Why is $\sqrt{-i} \neq i\sqrt{i}$?

Question

I wanted to figure out the square root of $-i$.

Since $\sqrt{-x} = i\sqrt{x}$,

$\sqrt{-i}$ should equal $i\sqrt {i}$, however, WolframAlpha said it was false.

However, if I do say that $\sqrt{-i} = i\sqrt{i}$, I can replace $\sqrt{i}$ with $\dfrac {1+i} {\sqrt{2}}$, leaving me with $\sqrt{-i} = \dfrac {i(1+i)} {\sqrt{2}}$

Now I distribute, giving me $\sqrt{-i} = \dfrac {i-1} {\sqrt{2}}$

Then I square both sides, giving me $-i = \dfrac {(i-1)(i-1)} {2}$

Then I FOIL, giving me $-i = \dfrac {-2i} {2}$

Then the $2$'s cancel out, leaving $-i = -i$, making $\sqrt {-i} = i\sqrt{i}$ a true statement.

Answer 1

Remember that every number (except $0$) has two complex square roots -- and if you choose appropriate square roots then your relation does indeed hold.

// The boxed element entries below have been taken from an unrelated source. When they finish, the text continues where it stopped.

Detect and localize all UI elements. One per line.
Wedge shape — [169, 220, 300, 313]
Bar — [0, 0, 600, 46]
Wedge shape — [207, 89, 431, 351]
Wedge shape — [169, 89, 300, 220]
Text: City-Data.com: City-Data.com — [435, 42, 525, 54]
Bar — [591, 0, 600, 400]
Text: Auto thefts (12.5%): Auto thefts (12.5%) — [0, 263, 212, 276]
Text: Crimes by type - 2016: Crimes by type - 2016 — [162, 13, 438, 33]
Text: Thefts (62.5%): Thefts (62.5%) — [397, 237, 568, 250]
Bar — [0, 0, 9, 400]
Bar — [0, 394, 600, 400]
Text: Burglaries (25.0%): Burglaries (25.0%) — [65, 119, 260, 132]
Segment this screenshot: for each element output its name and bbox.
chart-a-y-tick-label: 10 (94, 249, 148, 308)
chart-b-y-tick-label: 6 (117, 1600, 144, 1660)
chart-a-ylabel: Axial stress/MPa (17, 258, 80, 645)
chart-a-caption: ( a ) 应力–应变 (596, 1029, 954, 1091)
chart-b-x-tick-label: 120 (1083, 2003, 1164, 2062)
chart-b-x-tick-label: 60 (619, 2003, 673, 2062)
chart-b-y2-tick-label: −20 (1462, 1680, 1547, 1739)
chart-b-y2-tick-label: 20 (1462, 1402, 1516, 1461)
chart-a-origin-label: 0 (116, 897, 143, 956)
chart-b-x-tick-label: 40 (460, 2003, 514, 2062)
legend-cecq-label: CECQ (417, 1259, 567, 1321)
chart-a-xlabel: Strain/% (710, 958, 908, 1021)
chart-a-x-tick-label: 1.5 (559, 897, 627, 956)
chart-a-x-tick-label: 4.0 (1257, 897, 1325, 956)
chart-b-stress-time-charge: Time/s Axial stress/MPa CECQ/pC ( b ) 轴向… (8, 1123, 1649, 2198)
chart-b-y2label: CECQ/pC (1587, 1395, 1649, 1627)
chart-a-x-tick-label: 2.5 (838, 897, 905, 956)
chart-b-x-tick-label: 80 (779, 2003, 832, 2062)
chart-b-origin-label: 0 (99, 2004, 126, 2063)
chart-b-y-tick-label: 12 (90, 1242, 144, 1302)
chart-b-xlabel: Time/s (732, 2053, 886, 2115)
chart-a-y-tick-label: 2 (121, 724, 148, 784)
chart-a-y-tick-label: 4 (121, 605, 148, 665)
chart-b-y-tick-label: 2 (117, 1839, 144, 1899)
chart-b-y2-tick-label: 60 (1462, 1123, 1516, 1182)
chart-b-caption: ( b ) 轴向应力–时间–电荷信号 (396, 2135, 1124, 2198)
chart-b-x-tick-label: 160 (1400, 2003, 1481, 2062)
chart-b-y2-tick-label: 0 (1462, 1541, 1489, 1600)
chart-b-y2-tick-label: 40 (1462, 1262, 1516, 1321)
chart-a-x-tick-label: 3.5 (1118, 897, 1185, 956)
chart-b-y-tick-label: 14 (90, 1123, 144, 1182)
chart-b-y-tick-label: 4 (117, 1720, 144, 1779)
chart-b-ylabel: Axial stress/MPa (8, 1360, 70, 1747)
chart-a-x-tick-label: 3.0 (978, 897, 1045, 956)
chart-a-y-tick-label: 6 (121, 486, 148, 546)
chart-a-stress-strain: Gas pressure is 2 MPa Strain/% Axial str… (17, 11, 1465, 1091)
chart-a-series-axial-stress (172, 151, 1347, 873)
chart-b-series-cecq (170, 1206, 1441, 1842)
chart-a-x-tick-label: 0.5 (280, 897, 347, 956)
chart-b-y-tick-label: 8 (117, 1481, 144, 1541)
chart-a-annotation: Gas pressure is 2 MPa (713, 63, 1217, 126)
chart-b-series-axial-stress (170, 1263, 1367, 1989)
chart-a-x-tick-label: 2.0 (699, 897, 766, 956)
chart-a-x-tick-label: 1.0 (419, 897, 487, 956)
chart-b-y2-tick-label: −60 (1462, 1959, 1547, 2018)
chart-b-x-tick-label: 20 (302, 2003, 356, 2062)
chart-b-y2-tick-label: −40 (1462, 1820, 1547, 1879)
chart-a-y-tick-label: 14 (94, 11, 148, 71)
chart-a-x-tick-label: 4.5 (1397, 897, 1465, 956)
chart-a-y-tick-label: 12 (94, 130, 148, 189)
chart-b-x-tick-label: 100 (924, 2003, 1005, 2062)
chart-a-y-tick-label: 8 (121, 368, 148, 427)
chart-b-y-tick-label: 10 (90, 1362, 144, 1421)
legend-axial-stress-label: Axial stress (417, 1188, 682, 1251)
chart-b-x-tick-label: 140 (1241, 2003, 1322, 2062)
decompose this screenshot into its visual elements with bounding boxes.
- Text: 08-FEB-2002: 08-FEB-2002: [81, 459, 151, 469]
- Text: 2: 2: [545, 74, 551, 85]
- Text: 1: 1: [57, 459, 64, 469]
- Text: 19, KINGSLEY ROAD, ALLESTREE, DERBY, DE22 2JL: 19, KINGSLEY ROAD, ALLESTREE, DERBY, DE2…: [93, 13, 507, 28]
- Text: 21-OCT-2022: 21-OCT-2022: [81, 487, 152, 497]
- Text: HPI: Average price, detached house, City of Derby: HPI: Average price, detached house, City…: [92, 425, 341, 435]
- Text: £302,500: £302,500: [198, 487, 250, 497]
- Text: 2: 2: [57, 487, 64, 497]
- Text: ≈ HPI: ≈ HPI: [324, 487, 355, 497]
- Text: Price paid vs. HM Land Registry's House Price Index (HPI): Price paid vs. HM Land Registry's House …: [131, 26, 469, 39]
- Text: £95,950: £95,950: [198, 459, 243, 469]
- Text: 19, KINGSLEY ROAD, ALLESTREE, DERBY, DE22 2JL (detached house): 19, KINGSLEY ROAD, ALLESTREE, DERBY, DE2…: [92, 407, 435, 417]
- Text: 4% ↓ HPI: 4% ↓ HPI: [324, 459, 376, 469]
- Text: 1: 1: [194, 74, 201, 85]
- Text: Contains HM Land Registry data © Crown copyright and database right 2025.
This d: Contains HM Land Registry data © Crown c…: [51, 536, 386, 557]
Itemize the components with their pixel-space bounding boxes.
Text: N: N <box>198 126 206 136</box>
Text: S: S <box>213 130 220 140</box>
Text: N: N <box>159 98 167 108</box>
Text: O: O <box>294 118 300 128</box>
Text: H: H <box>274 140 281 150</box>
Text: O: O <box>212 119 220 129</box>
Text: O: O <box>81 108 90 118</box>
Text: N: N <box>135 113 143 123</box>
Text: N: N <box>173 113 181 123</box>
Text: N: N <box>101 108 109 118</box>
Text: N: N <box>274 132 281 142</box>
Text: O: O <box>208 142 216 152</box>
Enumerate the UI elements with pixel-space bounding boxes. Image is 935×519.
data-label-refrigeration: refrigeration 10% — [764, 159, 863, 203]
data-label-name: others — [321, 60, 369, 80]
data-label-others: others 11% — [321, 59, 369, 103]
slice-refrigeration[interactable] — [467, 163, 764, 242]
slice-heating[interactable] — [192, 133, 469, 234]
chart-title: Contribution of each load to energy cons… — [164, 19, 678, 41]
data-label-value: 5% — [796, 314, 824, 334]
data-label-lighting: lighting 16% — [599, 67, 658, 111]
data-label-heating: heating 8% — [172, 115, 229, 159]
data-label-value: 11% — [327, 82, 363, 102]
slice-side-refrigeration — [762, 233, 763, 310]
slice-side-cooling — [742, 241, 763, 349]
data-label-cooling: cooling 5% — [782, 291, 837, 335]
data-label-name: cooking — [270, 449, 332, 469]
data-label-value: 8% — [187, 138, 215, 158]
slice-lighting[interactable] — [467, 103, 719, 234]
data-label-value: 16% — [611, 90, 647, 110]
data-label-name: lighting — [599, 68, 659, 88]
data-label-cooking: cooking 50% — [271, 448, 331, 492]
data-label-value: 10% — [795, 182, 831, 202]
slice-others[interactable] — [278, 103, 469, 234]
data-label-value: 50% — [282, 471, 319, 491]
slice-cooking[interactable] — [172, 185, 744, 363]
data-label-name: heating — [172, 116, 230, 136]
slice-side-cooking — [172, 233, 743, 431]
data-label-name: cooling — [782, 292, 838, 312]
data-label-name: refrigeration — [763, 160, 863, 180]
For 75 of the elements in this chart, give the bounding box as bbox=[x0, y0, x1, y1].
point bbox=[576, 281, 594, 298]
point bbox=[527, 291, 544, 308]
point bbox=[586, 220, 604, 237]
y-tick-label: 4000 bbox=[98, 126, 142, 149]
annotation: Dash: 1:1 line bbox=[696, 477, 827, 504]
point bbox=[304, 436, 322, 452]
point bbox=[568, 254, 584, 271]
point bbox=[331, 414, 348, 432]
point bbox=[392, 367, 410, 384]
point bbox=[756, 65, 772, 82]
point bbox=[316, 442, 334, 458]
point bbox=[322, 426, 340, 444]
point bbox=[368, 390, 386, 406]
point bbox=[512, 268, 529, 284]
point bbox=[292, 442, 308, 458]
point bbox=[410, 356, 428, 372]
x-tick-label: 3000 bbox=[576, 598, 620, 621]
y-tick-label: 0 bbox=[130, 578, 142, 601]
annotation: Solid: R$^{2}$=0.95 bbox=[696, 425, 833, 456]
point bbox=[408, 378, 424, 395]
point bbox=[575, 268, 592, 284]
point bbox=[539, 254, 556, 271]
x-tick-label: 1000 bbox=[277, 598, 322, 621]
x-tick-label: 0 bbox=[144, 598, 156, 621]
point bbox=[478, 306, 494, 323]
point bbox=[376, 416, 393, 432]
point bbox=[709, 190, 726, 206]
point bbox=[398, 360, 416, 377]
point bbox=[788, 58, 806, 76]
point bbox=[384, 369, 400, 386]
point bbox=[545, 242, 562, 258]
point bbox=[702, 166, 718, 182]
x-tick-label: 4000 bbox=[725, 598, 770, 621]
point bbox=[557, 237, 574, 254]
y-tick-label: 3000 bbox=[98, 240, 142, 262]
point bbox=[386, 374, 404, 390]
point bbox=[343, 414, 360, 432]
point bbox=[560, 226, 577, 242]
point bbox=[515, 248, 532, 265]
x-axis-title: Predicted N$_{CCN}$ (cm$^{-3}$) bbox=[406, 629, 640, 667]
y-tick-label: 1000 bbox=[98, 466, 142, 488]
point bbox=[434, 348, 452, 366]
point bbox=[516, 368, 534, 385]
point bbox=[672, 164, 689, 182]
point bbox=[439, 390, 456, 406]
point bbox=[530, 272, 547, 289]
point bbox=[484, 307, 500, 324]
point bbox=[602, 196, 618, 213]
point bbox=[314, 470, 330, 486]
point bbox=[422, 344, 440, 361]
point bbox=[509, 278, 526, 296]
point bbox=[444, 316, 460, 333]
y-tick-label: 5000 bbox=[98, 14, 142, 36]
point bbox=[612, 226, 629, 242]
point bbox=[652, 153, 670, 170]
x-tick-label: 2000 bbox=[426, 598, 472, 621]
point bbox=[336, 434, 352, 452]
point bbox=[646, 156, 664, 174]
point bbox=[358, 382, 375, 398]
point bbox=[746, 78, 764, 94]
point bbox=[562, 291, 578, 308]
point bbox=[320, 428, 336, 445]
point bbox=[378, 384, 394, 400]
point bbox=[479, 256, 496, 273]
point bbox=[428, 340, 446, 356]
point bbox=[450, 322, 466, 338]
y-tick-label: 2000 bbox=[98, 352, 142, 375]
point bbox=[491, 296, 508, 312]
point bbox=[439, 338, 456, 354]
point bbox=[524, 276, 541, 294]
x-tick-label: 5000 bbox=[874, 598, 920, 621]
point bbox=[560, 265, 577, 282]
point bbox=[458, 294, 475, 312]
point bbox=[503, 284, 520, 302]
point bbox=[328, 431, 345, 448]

In particular, if we take $\sqrt i = \frac{1+i}{\sqrt 2}$ and $\sqrt{-i}=\frac{-1+i}{\sqrt 2}$ (and these are indeed possible square roots of $i$ and $-i$), then you do get $\sqrt{-i}=i\sqrt{i}$.

Wolfram Alpha probably chooses to set $\sqrt{-i}=\frac{1-i}{\sqrt 2}$, in which case you have $\sqrt{-i}=-i\sqrt{i}$ instead.

Answer 2

Your assumption that $\sqrt{-x} = i\sqrt{x}$ is incorrect. Suppose $x=-4.$ Then $\sqrt{-x}=\sqrt{4}=2\neq i\sqrt{-4}=i\cdot2i=-2$

Answer 3

You are running up against a complication that arises with roots of complex numbers: they are not single-valued, but multi-valued. If you express the question "what is $ \ \sqrt{-i} \ $ ?" as "what are the roots of the equation $ \ x^2 \ - \ (-i) \ = \ 0 \ ? $ " , there are two solutions. DeMoivre's Theorem tells us that the square-roots of $ \ -i \ = \ \cos(\frac{3 \pi}{2}) \ + \ i \ \sin(\frac{3 \pi}{2}) \ $ are

$$ \cos(\frac{3 \pi}{4}) \ + \ i \ \sin(\frac{3 \pi}{4}) \ = \ \frac{-1 + i}{\sqrt{2}} \ \ \text{and} \ \ \cos(\frac{7 \pi}{4}) \ + \ i \ \sin(\frac{7 \pi}{4}) \ = \ \frac{1 - i}{\sqrt{2}} \ \ . $$

The square-roots of $ \ i \ = \ \cos(\frac{ \pi}{2}) \ + \ i \ \sin(\frac{ \pi}{2}) \ $ are

$$ \cos(\frac{ \pi}{4}) \ + \ i \ \sin(\frac{ \pi}{4}) \ = \ \frac{1 + i}{\sqrt{2}} \ \ \text{and} \ \ \cos(\frac{5 \pi}{4}) \ + \ i \ \sin(\frac{5 \pi}{4}) \ = \ \frac{-1 - i}{\sqrt{2}} \ \ . $$

We can see that if we multiply each of the square-roots of $ \ -i \ $ by $ \ i \ $ , we will get one of the square-roots of $ \ i \ $ , but the correspondence is not as simple as is suggested by the putative equation $ \ \sqrt{-i} \ = \ i \ \sqrt{i} \ $ .

What WolframAlpha appears to do is take as the principal values for these square-roots the ones where the angle (argument) in the complex plane is in the domain of the arctangent function, $ \ -\frac{\pi}{2} \ < \ \theta \ < \ \frac{\pi}{2} \ $ . When you just look at that, the equation doesn't work. But further down the pages, when you look at all the square-roots, you see that the locations of the two square-roots of $ \ i \ $ get rotated by $ \ \frac{\pi}{2} \ $ (upon multiplication by $ \ i \ $ ) to give the locations of the two square-roots of $ \ -i \ $ . So your equation is "wrong" in the sense that the complex square-root function has to be described more carefully than the one defined only for real numbers.